Brown’s vocabulary is infused with the lexicon of Silicon Valley. Livestock are a “prehistoric food production technology”. Meat production from animal cadavers is “not part of the value proposition” for consumers. He speaks with his body, fidgeting with the impatience of someone who is certain they are right.
Did Brown ever eat meat? Yes, until his early 20s, but he stopped when he realised he was only doing it for pleasure. Does he really mean all meat and fish could be substituted? What about chorizo? “No problemo.” And what happens to livestock farmers? “They’re not going to be in that business any more. But there’s a lot of very reasonable solutions.”
But the rise of Impossible Foods, which claims to have “cracked meat’s molecular code” and aims to to decouple “meat” from animals, has not been without controversy. Unlike the market leader Beyond Meat, Impossible Foods uses genetically modified ingredients to replicate the texture, taste and sensations of eating meat. Soy leghemoglobin – known as heme – produced by genetically modified yeast, is the key to replicating the “meaty” taste. The Impossible Burger even “bleeds” as it is cooked.
Some scientists say such GMO innovations can save humanity, but the UK Food Standards Agency has not licensed the ingredient for sale in the UK and requires a pre-market safety assessment. Impossible Foods says it plans to meet and exceed food-safety regulations in all parts of the world, including the UK. In the US, the company has faced criticism from a number of organisations, including Friends of the Earth and the US Center for Food Safety, over concerns that the process to produce heme has not been properly tested and that the products are “overprocessed”.
Joe Rogan, the comedian and podcast host, savaged the Impossible Burger on his show, citing unproven claims about ingredients in the products. The US Food and Drug Administration has twice investigated soy leghemoglobin and found no questions about its safety.
“It’s ridiculous,” says Brown. “Our foods are no more processed than the foods that people eat every day. Everything you eat, the little loaf of bread that maybe you baked in your own oven is processed in pretty much the exact same way as our food.
“Processed food is a pejorative term because people are used to applying it to foods that are basically sugar and salt and garbage. OK. But that image does not apply to our project progress with our food, which is very, very thoughtfully put together from healthy ingredients.”
In the UK, the debate about next generation foods is set to intensify amid calls by the chief scientist for the Department for Environment, Food and Rural Affairs for a new public discussion on biotechnology.
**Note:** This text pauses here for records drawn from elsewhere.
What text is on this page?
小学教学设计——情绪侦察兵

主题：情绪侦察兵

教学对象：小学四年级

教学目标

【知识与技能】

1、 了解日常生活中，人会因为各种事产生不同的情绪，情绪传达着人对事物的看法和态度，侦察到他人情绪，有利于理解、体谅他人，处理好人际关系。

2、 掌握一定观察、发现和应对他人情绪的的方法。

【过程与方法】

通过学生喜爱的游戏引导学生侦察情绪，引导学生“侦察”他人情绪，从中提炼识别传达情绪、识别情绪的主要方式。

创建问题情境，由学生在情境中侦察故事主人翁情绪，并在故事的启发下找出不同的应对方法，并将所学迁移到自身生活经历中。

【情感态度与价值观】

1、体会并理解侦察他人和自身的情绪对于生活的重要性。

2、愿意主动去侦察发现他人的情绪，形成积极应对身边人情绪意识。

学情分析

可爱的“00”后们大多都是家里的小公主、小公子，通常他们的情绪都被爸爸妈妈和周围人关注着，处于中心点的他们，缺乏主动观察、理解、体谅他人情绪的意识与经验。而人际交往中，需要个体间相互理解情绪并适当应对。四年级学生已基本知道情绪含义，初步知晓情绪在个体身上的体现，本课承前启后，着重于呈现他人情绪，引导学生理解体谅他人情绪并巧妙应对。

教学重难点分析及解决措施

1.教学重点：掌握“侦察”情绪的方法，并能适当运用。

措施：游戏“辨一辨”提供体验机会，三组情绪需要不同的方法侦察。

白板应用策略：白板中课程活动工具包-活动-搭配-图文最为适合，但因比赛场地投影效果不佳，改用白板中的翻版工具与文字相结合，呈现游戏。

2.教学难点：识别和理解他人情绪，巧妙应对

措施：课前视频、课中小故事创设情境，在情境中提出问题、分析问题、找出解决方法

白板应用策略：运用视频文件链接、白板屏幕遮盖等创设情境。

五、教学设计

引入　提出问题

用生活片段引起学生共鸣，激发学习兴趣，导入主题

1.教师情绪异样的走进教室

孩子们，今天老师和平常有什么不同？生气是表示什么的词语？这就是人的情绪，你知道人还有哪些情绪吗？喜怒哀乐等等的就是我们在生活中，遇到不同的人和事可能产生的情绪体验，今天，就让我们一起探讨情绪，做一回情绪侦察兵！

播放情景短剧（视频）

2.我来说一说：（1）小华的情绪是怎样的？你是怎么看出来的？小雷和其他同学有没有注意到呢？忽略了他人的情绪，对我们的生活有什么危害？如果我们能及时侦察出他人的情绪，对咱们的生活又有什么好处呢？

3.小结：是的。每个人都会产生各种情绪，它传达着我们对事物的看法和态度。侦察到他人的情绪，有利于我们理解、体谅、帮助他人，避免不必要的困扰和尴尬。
By contrast, this interview takes place days after the first ever regulatory approval of cultured meat – no-kill, laboratory grown “chicken bites” – in Singapore by US company Eat Just. Brown, however, doesn’t see them as a rival to plant-based meat substitutes.
“It is never going to be a thing. It misses the real opportunity when you’re thinking about replacing animals in the food system,” he says.
“As we learn what consumers prefer in terms of flavours and textures, we can dial those up and down. You can’t do that when you’re stuck with whatever an animal cell can do.”